Public Forum Comments By Brenda Adelman, RRWPC
Regional Board Chair, Members, and staff:
Starting in early July, I began travelling to Santa Rosa and Rohnert Park on numerous occasions to take photographs very early in the morning of urban wastewater irrigation sites. It was my goal to see if my concerns about urban irrigation with tertiary wastewater were justified. Most sites were not actively irrigating between 7:00 and 8:00 in the morning, but on each of the six days I went out, I found at least two or three sites actively spraying wastewater on their landscape, and in every case, runoff occured. Here are some of my concerns with pictures to illustrate.
- Signage is big problem. Most sites have no signs and those that do are barely visible, as they are tiny and in muted colors. I found only one good sign that was posted in a highly visible location. (Sonoma Mountain Village) I include one good example and one bad. Many of the sites are at parks and school yards where children can easily be exposed. One site was a public bus stop where pools of water can be seen off and on over several years.
- Most site inspections take place when systems are turned off. As irrigation occurs at night, the runoff quickly dissipates and by early morning it becomes virtually impossible to tell there was runoff. Every time I saw irrigation spray occurring, I saw runoff, usually into a storm drain. When 6-8 hours pass between irrigation time and inspection time, there is no way of estimating amount of runoff that occurred. There should be nighttime monitoring if night irrigation is going to continue.

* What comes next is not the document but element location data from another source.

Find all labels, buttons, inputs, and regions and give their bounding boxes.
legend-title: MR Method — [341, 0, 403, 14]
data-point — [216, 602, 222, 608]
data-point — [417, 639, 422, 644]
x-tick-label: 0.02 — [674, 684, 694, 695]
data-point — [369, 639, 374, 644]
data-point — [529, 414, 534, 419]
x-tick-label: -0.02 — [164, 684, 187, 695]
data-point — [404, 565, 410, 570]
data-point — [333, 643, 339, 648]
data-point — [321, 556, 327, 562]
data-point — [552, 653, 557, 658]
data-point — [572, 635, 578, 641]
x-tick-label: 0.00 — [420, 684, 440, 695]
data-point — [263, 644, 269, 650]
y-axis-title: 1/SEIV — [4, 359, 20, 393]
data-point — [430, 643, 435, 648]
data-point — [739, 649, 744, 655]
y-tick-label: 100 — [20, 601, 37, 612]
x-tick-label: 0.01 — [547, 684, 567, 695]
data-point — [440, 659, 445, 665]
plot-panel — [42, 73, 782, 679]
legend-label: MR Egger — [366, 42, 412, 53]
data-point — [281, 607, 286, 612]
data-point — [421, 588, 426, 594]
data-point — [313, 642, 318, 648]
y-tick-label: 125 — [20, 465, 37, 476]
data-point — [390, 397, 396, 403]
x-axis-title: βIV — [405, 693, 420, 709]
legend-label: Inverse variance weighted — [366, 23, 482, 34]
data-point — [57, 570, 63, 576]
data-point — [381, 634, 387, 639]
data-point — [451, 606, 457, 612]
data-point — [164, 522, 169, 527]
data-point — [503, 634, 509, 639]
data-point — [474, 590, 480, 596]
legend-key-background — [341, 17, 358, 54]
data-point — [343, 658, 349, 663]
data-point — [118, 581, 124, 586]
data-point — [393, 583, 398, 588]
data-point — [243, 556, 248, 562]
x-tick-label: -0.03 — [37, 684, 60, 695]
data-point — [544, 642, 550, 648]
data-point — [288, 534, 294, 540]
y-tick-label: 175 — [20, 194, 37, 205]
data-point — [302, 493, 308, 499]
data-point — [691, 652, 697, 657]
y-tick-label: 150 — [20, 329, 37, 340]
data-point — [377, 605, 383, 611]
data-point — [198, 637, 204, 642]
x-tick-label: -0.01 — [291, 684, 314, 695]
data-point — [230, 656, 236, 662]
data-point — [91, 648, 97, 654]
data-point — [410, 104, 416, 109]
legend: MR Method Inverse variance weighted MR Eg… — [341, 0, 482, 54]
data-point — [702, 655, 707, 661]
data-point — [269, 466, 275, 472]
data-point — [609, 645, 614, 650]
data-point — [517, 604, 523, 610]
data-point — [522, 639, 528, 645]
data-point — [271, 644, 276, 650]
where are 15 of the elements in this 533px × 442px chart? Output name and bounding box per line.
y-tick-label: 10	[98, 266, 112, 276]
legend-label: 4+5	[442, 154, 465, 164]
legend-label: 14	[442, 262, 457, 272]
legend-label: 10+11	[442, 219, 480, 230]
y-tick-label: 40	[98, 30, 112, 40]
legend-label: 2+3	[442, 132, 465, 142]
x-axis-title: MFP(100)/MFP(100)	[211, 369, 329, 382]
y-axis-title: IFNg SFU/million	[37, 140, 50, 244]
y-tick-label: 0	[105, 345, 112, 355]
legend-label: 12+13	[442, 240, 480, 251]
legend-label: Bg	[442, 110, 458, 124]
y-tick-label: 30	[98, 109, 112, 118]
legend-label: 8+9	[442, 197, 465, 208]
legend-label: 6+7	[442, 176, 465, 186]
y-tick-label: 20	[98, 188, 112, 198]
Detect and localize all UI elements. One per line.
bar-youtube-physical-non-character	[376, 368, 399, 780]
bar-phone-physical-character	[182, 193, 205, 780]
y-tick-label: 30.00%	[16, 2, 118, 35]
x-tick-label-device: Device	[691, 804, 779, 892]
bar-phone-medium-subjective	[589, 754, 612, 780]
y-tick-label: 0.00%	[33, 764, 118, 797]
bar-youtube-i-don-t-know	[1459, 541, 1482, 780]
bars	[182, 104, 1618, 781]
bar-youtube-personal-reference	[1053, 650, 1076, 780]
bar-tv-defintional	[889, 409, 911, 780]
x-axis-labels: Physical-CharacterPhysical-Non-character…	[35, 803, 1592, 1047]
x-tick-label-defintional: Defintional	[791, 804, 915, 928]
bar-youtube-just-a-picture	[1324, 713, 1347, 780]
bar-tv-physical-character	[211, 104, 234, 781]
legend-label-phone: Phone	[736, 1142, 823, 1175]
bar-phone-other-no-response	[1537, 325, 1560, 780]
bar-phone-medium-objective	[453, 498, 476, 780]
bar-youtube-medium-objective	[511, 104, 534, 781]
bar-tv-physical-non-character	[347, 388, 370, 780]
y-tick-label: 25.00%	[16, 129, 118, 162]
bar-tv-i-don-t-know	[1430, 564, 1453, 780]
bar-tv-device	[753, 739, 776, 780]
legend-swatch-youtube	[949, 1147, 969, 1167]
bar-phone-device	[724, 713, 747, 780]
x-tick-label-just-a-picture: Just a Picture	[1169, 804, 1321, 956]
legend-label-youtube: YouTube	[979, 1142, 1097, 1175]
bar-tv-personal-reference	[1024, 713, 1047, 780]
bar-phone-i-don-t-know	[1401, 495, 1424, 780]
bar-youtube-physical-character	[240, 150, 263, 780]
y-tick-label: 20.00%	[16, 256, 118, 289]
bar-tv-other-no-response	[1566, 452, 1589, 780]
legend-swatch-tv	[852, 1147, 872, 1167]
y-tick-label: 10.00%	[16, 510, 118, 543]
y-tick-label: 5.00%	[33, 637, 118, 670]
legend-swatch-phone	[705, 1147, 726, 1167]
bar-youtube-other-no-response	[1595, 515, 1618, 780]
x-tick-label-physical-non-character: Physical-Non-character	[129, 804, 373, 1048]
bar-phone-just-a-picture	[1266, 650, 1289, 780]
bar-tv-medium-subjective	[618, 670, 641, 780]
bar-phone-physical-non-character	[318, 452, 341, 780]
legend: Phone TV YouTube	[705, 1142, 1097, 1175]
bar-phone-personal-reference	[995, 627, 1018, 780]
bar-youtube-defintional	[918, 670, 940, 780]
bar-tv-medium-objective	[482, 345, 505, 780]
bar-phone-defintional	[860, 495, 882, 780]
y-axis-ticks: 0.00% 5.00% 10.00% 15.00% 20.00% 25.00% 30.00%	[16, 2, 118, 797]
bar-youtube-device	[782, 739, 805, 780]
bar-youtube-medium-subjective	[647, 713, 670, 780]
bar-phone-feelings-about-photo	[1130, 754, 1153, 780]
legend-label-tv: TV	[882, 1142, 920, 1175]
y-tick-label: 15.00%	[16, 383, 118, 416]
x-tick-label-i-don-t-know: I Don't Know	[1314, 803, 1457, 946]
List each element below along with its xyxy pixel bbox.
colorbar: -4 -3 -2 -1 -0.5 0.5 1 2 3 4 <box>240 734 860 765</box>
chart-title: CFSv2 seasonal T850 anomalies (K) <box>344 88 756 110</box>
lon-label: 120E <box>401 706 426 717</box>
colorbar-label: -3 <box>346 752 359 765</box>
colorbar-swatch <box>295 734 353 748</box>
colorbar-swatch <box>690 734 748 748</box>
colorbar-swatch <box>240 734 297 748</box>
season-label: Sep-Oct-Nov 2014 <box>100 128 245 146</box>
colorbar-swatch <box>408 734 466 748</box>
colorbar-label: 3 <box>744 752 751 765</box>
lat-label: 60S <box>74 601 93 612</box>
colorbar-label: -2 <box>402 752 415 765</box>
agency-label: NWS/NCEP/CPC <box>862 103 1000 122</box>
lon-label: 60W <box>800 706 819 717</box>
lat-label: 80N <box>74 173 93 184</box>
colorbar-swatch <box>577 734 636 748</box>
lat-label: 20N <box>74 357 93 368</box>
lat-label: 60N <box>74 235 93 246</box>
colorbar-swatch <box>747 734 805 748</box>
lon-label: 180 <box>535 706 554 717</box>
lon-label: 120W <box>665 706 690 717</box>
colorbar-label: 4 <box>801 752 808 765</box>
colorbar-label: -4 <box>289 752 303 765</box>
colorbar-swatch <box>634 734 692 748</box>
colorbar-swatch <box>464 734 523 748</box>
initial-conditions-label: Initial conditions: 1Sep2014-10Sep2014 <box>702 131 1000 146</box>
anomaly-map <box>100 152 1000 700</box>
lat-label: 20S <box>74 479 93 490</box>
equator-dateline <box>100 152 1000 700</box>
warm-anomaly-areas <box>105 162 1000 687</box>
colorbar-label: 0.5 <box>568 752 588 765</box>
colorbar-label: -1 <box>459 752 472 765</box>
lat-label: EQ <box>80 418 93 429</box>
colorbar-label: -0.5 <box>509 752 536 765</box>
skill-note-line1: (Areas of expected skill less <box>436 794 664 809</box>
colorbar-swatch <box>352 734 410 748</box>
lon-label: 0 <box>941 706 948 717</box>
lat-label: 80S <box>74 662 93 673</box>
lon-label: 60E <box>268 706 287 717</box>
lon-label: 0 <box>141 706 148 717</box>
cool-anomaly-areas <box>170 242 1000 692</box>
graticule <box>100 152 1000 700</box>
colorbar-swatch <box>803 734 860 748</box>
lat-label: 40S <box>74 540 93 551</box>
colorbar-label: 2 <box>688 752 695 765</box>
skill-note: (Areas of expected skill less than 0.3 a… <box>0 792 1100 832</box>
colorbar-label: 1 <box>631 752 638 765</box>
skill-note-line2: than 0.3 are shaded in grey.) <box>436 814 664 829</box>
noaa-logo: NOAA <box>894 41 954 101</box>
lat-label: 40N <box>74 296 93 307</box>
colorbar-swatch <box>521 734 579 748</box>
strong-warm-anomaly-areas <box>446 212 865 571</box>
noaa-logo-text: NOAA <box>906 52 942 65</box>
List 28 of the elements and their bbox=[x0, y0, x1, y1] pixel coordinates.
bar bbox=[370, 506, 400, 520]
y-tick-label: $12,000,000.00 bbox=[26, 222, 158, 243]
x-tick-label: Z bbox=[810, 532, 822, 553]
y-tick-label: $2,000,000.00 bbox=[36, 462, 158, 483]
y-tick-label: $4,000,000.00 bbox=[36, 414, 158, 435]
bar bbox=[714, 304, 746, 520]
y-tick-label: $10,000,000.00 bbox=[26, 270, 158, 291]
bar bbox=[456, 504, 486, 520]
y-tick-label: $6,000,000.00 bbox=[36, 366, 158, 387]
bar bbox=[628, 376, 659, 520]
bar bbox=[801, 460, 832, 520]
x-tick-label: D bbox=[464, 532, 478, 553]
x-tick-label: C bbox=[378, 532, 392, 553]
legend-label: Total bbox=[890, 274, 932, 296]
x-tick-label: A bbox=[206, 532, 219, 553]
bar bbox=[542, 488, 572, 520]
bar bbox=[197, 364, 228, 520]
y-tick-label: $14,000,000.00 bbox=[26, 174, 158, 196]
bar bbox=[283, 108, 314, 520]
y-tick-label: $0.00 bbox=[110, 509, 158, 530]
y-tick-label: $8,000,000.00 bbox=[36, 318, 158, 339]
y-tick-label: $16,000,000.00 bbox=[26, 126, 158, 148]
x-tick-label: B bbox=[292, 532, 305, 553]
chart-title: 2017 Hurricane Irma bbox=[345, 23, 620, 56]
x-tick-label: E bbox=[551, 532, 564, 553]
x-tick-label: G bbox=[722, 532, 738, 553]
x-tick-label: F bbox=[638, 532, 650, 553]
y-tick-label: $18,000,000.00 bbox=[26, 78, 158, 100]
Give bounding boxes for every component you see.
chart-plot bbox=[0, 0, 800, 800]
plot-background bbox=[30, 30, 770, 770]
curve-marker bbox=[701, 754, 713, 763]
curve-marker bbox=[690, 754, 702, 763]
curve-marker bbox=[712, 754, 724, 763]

- Runoff is guaranteed where spray goes on sidewalks in order to irrigate narrow vegetation strips between impervious surfaces. Set back from drainage areas, streets and sidewalks should be required.
- Sprays should be on low pressure in areas where people are likely to be present such as impervious surface areas.
- Usually, sites that over-irrigate are repeat offenders and use especially large amounts of water. Repeat offender irrigators should be tracked carefully and their rights to irrigate taken away when they don’t comply.
- There is a governance issue coming up in March of next year when Santa Rosa will no longer oversee Rohnert Park’s irrigation system. They will sell the water to Rohnert Park who will then oversee all the monitoring, reporting, enforcement, etc. even though Santa Rosa is supposedly legally responsible for wastewater generated at the Subregional Treatment Plant. That needs to be addressed.